I think that the condition should be called “Horizontal Symmetry Circe” since it is a variant of “Symmetry Circe”. It is not the horizontal counterpart of “Vertical Mirror Circe” which takes as its starting point the normal rebirth square, and not the capture square as in this problem.

In any case, the condition is equivalent to the combination “Circe Symmetry VerticalMirror” and can be tested as such in Popeye and Jacobi — no tweaking necessary. (For those curious, “Symmetry” overrides the normal rebirth square, and that square is further transformed by “VerticalMirror”.)

Stephen Emmerson
Stephen Emmerson
September 19, 2018 01:44

I wasn’t aware of a condition called “Vertical Mirror Circe” is this the same as is produced by specifying “Circe VerticalMirror” in Popeye? Are there problems using it?
Also I hadn’t realised one could modify SymmetryCirce with VerticalMirror in Popeye – an unfortunate way to specify a horizontal mirror; and I can’t figure out a way to specify what would be a vertical mirror equivalent (e.g. x on a3, rebirth on h3).
I thought of Horizontal Symmetry Circe but my thought was that, given a variant called “Vertical Symmetry Circe” too, it would not be obvious which was which from the name alone. Though “Symmetry Circe” says nothing at all about which symmetry, so I guess it’s no worse.

François Labelle
François Labelle
September 19, 2018 05:50

For an example problem using “Vertical Mirror Circe”, see https://juliasfairies.com/problems/jf-2013-i/no-273/ .

To specify Vertical Symmetry Circe, the best attempt is “Circe Symmetry Diametral VerticalMirror”. It works in Jacobi, but fails in Popeye (“nonsense combination”).

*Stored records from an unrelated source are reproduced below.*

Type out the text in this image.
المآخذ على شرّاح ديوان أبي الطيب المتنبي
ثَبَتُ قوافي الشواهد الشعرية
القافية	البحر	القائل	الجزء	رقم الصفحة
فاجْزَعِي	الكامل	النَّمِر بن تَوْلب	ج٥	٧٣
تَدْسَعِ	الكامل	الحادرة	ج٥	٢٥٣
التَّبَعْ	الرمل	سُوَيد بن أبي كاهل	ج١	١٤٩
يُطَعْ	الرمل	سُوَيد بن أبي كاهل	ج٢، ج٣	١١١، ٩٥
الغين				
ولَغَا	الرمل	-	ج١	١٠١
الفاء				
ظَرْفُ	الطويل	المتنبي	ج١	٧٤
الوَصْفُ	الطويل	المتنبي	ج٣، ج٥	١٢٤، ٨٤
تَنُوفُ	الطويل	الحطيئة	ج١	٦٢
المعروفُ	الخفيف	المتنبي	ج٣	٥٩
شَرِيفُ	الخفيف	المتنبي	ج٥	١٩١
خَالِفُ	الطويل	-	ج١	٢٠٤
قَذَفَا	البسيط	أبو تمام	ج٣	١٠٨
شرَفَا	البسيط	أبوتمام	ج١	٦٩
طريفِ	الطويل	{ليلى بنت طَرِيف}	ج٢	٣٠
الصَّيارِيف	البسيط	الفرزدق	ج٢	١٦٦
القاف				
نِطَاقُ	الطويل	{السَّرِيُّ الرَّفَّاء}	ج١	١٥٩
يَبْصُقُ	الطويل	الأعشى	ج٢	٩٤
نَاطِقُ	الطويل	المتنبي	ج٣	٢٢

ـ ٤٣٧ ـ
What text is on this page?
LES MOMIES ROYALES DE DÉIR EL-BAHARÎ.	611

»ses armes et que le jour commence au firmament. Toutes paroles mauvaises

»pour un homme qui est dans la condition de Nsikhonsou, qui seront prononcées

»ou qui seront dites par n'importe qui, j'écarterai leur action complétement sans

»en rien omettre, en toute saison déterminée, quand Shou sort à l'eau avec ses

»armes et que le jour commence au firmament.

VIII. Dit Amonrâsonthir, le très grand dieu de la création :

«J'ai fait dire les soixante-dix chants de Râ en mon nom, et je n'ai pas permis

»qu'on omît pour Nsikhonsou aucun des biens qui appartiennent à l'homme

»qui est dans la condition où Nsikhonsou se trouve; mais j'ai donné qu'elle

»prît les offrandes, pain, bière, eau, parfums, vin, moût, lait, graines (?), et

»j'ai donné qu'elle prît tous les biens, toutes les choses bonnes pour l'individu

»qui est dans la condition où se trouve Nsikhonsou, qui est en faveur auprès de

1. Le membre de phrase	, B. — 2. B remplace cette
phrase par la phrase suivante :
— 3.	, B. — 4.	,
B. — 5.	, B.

If the meaning of horizontal symmetry is not obvious, then people can use Google. It’s a math concept.

By the way, WinChloe calls your condition “Circé symétrique horizontal”, with 3 problems in its database.

dupont
dupont
September 19, 2018 19:58

Btw the diagram position is false, as it shows the initial game array.

Joost
Joost
October 15, 2018 23:33

Would Pe4->e5 with 2 solutions work?

Joost
Joost
October 15, 2018 23:36
Reply to  Joost

Although the non-repeated moves is lost.